(Reuters) – Syria’s refugee exodus is accelerating and up to 200,000 people could settle in Turkey alone if the conflict worsens, the United Nations warned on Tuesday, increasing pressure for creation of a buffer zone inside Syria.
Turkey has floated the idea of a “safe zone” to be set up for civilians under foreign protection as fighting has intensified in a 17-month-old uprising against President Bashar al-Assad.
Up to 5,000 refugees a day have been crossing into Turkey over the past two weeks while the pace of refugees arriving at a camp in northern Jordan has doubled, heralding what could be a much bigger movement there, the U.N. refugee agency said.
Although there is no sign divided world powers are ready to back a buffer and no-fly zone, as rebels and aid organizations would like, U.N. Security Council foreign ministers are expected to discuss the idea at a meeting on Thursday.
While Turkey could in theory create a buffer zone itself, it has said it is reluctant to go it alone.
Already hosting more than 80,000 refugees, Turkey has warned it could run out of space if the number goes above 100,000.
“We are already looking at potentially up to 200,000 and are working with the Turkish government to make the necessary plans,” Sybella Wilkes, spokeswoman of the U.N. High Commissioner for Refugees (UNHCR), told Reuters in Geneva.
Turkey fears the presence of refugees fleeing a conflict with a sectarian dimension could worsen its own tensions as well as straining resources.
Turkey will open four new camps for Syrian refugees by next week, bringing its capacity to 120,000 people, its disaster management agency said, but thousands remain stuck inside Syria.
“We will be asking the United Nations to be more active in terms of helping the Syrians on their side of the border,” said one Turkish official, who declined to be named. He complained that Turkey had received little help so far.
Relations between Turkey and Syria have deteriorated sharply during the uprising. Syria accuses its neighbor, hosting rebel forces, of backing ‘terrorist’ infiltration and shot down a Turkish plane in June.
FIGHTING WORSENS
The refugee flow to Turkey has grown as fighting has worsened around Syria’s biggest city, Aleppo, split between rebels and Assad’s forces in a street-by-street battle that has ground on for weeks.

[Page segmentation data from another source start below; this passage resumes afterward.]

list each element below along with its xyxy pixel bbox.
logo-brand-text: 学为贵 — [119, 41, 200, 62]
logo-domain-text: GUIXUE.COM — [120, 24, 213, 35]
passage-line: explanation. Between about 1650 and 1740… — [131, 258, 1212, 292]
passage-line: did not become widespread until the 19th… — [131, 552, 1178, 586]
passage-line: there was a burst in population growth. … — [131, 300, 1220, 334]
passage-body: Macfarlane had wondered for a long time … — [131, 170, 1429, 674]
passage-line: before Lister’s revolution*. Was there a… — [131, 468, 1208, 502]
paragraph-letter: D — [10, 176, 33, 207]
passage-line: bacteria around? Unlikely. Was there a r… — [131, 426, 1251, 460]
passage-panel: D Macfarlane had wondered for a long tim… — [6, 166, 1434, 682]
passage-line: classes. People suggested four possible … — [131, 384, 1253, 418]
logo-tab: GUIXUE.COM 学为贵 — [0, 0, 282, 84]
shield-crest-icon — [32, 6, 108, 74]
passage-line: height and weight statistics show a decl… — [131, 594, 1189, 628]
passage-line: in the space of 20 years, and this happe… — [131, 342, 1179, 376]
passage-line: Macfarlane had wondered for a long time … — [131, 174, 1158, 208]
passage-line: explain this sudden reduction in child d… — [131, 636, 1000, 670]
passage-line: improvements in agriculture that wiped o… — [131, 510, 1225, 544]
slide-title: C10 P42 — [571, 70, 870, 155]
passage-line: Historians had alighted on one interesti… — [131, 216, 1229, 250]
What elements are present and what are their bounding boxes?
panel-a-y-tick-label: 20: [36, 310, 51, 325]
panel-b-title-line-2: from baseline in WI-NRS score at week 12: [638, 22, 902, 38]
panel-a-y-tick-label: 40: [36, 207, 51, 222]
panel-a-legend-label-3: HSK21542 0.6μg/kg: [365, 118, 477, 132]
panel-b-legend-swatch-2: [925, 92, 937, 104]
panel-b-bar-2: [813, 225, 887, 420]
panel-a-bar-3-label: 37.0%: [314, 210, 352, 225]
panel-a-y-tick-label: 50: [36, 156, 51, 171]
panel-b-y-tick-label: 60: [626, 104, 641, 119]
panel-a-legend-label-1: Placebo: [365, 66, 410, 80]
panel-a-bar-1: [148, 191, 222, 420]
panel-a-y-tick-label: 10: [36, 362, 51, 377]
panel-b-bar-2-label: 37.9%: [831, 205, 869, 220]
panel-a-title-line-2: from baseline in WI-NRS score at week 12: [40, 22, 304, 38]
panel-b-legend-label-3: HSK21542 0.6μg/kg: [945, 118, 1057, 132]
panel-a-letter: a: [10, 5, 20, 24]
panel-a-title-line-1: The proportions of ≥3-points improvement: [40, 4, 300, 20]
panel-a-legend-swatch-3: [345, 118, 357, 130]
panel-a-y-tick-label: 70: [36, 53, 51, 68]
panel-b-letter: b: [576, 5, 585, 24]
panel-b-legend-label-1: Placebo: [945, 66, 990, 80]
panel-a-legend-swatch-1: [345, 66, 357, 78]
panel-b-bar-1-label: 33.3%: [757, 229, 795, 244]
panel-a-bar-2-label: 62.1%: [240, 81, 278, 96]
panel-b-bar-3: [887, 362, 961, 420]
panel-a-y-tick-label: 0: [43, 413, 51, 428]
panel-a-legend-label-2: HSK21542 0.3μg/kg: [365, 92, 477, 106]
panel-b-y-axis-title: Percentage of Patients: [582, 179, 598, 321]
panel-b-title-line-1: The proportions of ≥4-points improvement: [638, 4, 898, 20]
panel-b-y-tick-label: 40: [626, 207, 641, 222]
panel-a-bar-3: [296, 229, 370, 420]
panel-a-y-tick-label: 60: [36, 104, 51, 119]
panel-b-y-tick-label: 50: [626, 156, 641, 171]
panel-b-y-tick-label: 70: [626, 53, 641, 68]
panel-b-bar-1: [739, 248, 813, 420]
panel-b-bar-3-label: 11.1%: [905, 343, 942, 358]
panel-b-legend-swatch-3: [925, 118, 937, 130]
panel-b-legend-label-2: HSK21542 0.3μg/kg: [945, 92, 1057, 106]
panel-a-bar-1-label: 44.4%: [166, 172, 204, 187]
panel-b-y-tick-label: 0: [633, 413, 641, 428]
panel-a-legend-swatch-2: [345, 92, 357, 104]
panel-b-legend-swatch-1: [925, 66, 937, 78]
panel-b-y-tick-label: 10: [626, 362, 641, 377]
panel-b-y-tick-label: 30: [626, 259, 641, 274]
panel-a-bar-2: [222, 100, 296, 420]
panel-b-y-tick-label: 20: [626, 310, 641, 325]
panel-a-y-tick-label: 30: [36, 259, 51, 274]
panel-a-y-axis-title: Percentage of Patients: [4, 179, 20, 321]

Heavy fighting has also returned to districts around Damascus, one month after rebels were driven back from the centre of the capital. Twelve people were killed by a car bomb at a funeral in Damascus on Tuesday, state television said. Activists said the attack targeted Assad supporters.
At least 18,000 people have been killed and 2.5 million Syrians are in need of aid or assistance, the United Nations says. More than 200,000 refugees have registered in neighboring countries, though significantly more have left Syria.
At the Azaz-Kilis crossing, the main route into Turkey from Aleppo, Syrians described dire conditions for refugees still trapped on the other side of the border.
“We saw people sitting on the street and sleeping. They don’t have a toilet. It’s very bad … No food. Children in the street,” said Juma’a Handawi, shortly after crossing.
Pick-up trucks crammed with people, mattresses, clothes and wooden furniture ferry refugees to the border. Rebel fighters draped with ammunition belts and carrying automatic rifles loiter among women and children waiting to cross.
Ankara fears a mass influx on the scale of the 1991 Gulf War, when half a million people poured into Turkey.
OBSTACLES AT U.N.
French Foreign Minister Laurent Fabius, who will chair Thursday’s U.N. meeting, said on Monday a no-fly zone may become an inevitability if refugee numbers continue to soar, while U.S. Secretary of State Hillary Clinton said in Turkey this month that all measures including a no-fly zone were on the table.
But no U.N. Security Council member has formally proposed such a measure and there are legal and practical obstacles to establishing such a zone, diplomats say, as well as strong opposition from Russia and China.
“At the moment we’re not expecting much,” said one French diplomatic source of the meeting on Thursday.
Many of the refugees in Turkey and other neighboring states have been housed in schools and sports centers but, with the academic term due to begin, they are being moved on.
Refugees sheltering at schools in Marj, a town in Lebanon’s Bekaa Valley, were told to find somewhere else to stay after the education ministry ordered all schools to be cleared by September 2 for the registration of students, a local official said.
Men, women and children stood in the street in front of one school with their bags and suitcases, some unsure where to go.
“I will look for a house to rent and if we can’t find one, we will have to go back to Syria, and whatever will happen is going to happen,” said Abu Amar, who fled from fighting in the Damascus district of Kafr Souseh last month.
Activists said the new wave of refugees to Jordan may have been caused by shelling on houses in the southern town of Busra al-Sham that killed at least 15 women and children last week.
Jordan called for help with the refugee influx.
“We are being burnt by the impact of this crisis in a direct manner,” Minister of State for Information Samih Maaytah told Reuters.